How long will it take?
What’s the serving size?
What do I need?
- 1 kg sweet potatoes, peeled and diced
- 6 tbsp olive oil
- 1 ½ tsp salt
- Freshly ground black pepper
- ¼ cup raw pumpkin seeds
- 1 tsp chilli flakes
- Juice of 2 limes
- 400 g can black beans
- 1 small red onion, peeled and chopped
- 1 large avocado, peeled and chopped
- 1 handful coriander, chopped
- 2 spring onions, chopped
How do I make it?
- Preheat oven to 200C.
- Pour 1 tbsp of olive oil onto a baking tray and add sweet potatoes. Add another 2 tbsp oil, along with the salt and a couple of generous grinds of black pepper. Arrange sweet potato evenly in the tray and roast for 20 minutes, then turn and roast for a further 10 minutes, or until the sweet potato is tender and golden.

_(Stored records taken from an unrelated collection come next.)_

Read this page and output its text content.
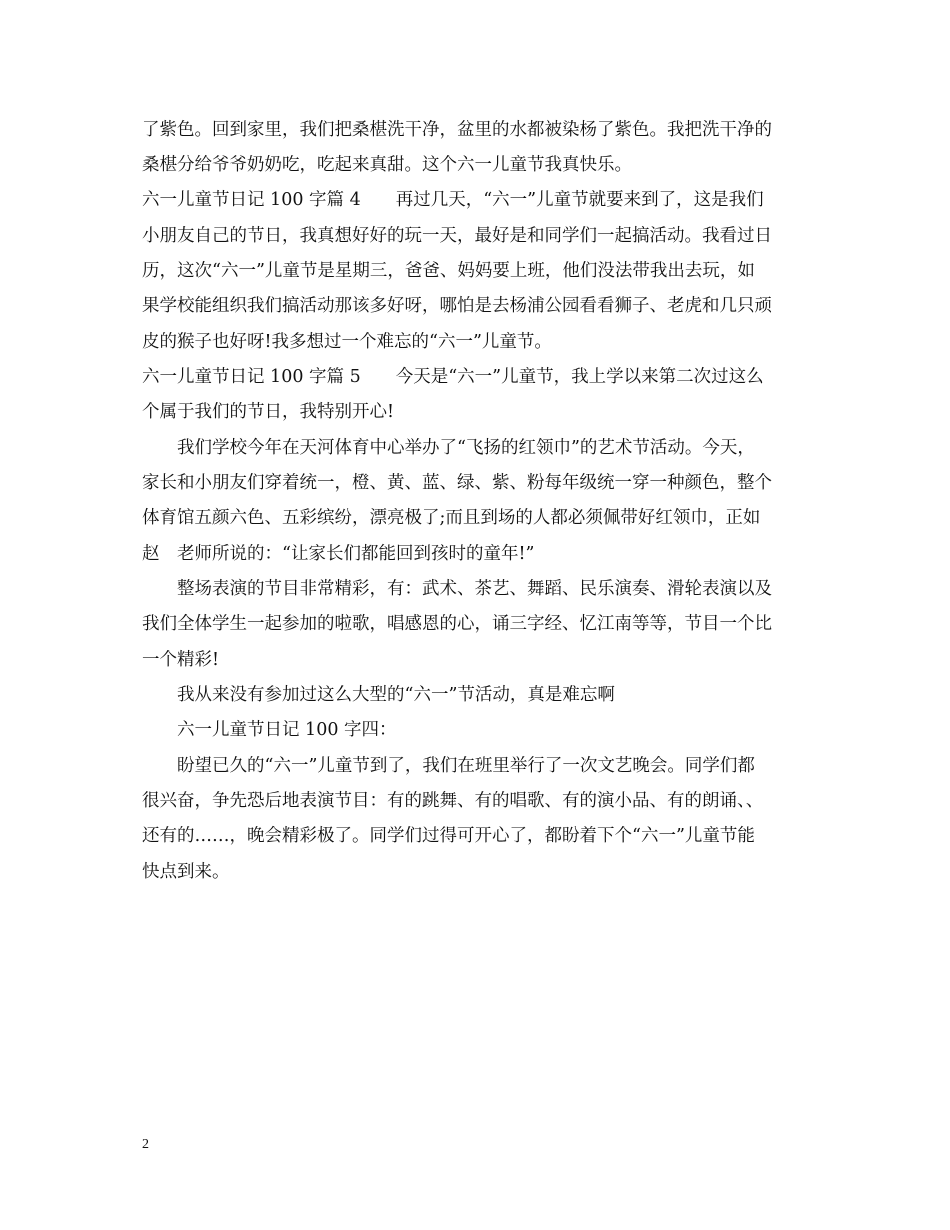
了紫色。回到家里，我们把桑椹洗干净，盆里的水都被染杨了紫色。我把洗干净的
桑椹分给爷爷奶奶吃，吃起来真甜。这个六一儿童节我真快乐。
六一儿童节日记 100 字篇 4　　再过几天，“六一”儿童节就要来到了，这是我们
小朋友自己的节日，我真想好好的玩一天，最好是和同学们一起搞活动。我看过日
历，这次“六一”儿童节是星期三，爸爸、妈妈要上班，他们没法带我出去玩，如
果学校能组织我们搞活动那该多好呀，哪怕是去杨浦公园看看狮子、老虎和几只顽
皮的猴子也好呀!我多想过一个难忘的“六一”儿童节。
六一儿童节日记 100 字篇 5　　今天是“六一”儿童节，我上学以来第二次过这么
个属于我们的节日，我特别开心!
我们学校今年在天河体育中心举办了“飞扬的红领巾”的艺术节活动。今天，
家长和小朋友们穿着统一，橙、黄、蓝、绿、紫、粉每年级统一穿一种颜色，整个
体育馆五颜六色、五彩缤纷，漂亮极了;而且到场的人都必须佩带好红领巾，正如
赵　老师所说的：“让家长们都能回到孩时的童年!”
整场表演的节目非常精彩，有：武术、茶艺、舞蹈、民乐演奏、滑轮表演以及
我们全体学生一起参加的啦歌，唱感恩的心，诵三字经、忆江南等等，节目一个比
一个精彩!
我从来没有参加过这么大型的“六一”节活动，真是难忘啊
六一儿童节日记 100 字四：
盼望已久的“六一”儿童节到了，我们在班里举行了一次文艺晚会。同学们都
很兴奋，争先恐后地表演节目：有的跳舞、有的唱歌、有的演小品、有的朗诵、、
还有的……，晚会精彩极了。同学们过得可开心了，都盼着下个“六一”儿童节能
快点到来。
2
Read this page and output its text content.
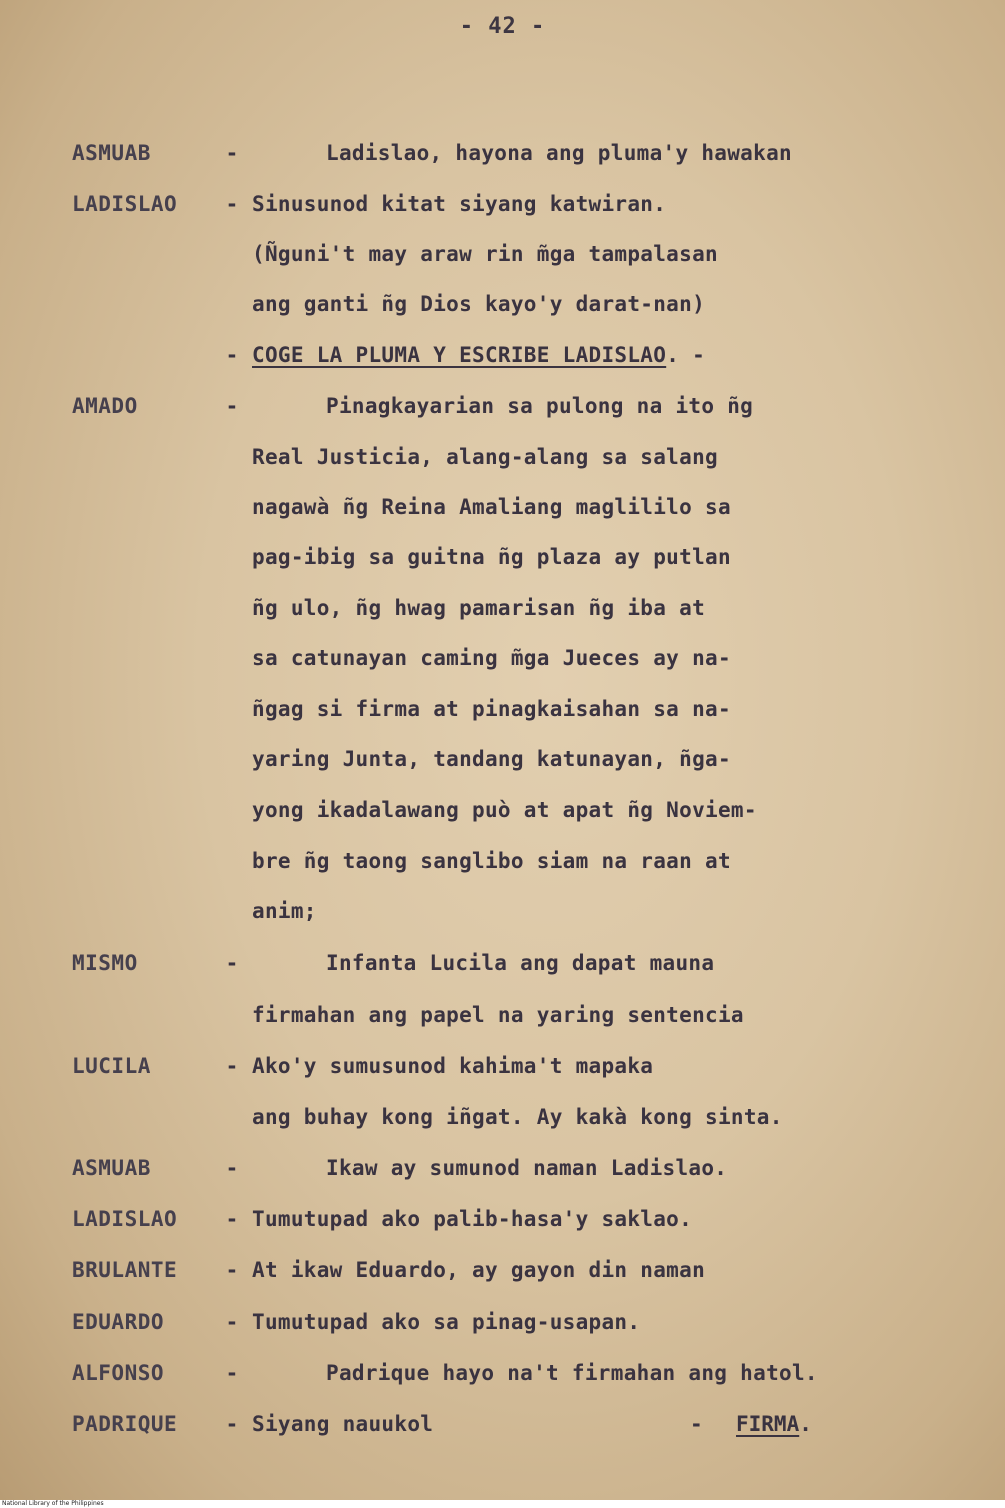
- 42 -
ASMUAB	-	Ladislao, hayona ang pluma'y hawakan
LADISLAO	- Sinusunod kitat siyang katwiran.
(Ñguni't may araw rin m̃ga tampalasan
ang ganti ñg Dios kayo'y darat-nan)
- COGE LA PLUMA Y ESCRIBE LADISLAO. -
AMADO	-	Pinagkayarian sa pulong na ito ñg
Real Justicia, alang-alang sa salang
nagawà ñg Reina Amaliang maglililo sa
pag-ibig sa guitna ñg plaza ay putlan
ñg ulo, ñg hwag pamarisan ñg iba at
sa catunayan caming m̃ga Jueces ay na-
ñgag si firma at pinagkaisahan sa na-
yaring Junta, tandang katunayan, ñga-
yong ikadalawang può at apat ñg Noviem-
bre ñg taong sanglibo siam na raan at
anim;
MISMO	-	Infanta Lucila ang dapat mauna
firmahan ang papel na yaring sentencia
LUCILA	- Ako'y sumusunod kahima't mapaka
ang buhay kong iñgat. Ay kakà kong sinta.
ASMUAB	-	Ikaw ay sumunod naman Ladislao.
LADISLAO	- Tumutupad ako palib-hasa'y saklao.
BRULANTE	- At ikaw Eduardo, ay gayon din naman
EDUARDO	- Tumutupad ako sa pinag-usapan.
ALFONSO	-	Padrique hayo na't firmahan ang hatol.
PADRIQUE	- Siyang nauukol	- FIRMA.
National Library of the Philippines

- Meanwhile add pumpkin seeds and remaining olive oil to a frying pan over medium heat. Cook, watching closely for 2 minutes or until the pumpkin seeds are starting to change colour, then remove from the heat and season with salt and chilli flakes. Set aside.
- Remove sweet potatoes from the oven and pour over pumpkin seeds and olive oil mix. Pour over lime juice.
- Drain and rinse black beans and add them to the tray. Add red onion, avocado, coriander and spring onions and toss to combine.
- Spoon salad into a serving bowl and serve warm or cold.